“We treat everything we’re doing- life itself, in other words – as valuable only insofar as it lays the groundwork for something else.”
What a revelatory, life-affirming book! It examines our relationship with time, how we perceive it, use it and try to outrun the knowledge that it is so limited for us – an average of four thousand weeks.
Burkeman makes the case that only by facing our finitude can we step into a truly authentic relationship with life. Look at everything that had to align for you to be here at all. Once we stop treating time as our birthright, it becomes easier to accept what happens.
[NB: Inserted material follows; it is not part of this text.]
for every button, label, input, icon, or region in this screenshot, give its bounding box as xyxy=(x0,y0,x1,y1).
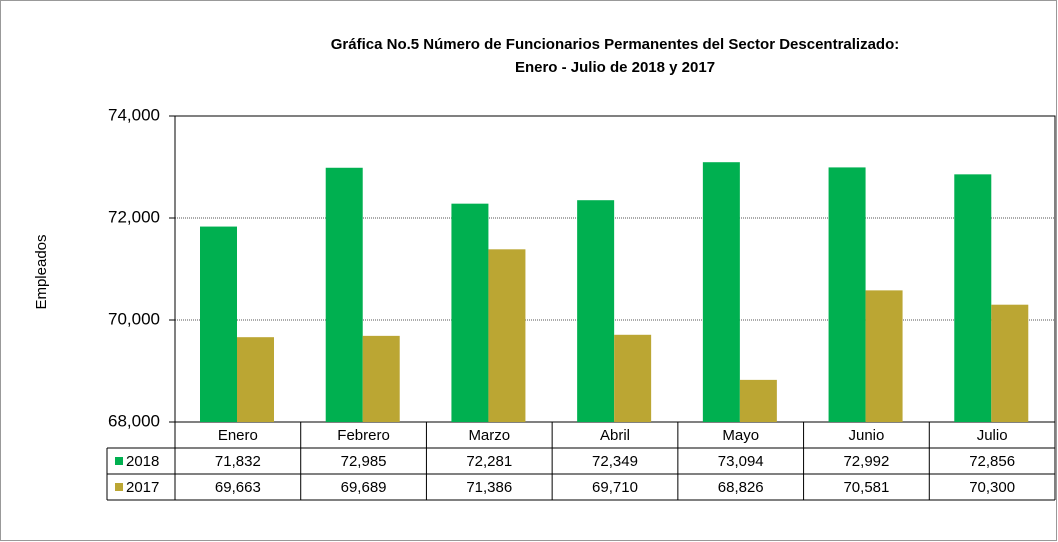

Philosophers examine not how to “decide most wisely what not to do and how to feel at peace about not doing it.” We can’t possibly do everything we imagine, nor live all the lives that we’d like to so we might as well let go of that notion and then it becomes easier to focus on what’s in front of us and to do our best.
With that in mind, the book looks at the fabric of communities, the myth of a work-life balance and the relationship between our attention and social media. It’s faster to get groceries on an app but it’s the mundane interactions at the corner store that, when multiplied, build a sense of belonging in a neighbourhood. An e-card takes the effort out of the task but “when you render the process more convenient, you drain it of its meaning.” The idea that “what you pay attention to will define, for you, what reality is” is enlightening, since the attention economy has highjacked our ability to choose how to invest our time.
The book ends with five questions that you can ask of your own life. These are thought-provoking, as is every chapter in this witty, practical and inspiring work. Burkeman draws on philosophy, science and psychology to create a landscape of wisdom that enables the reader to redefine and reclaim their moments in time.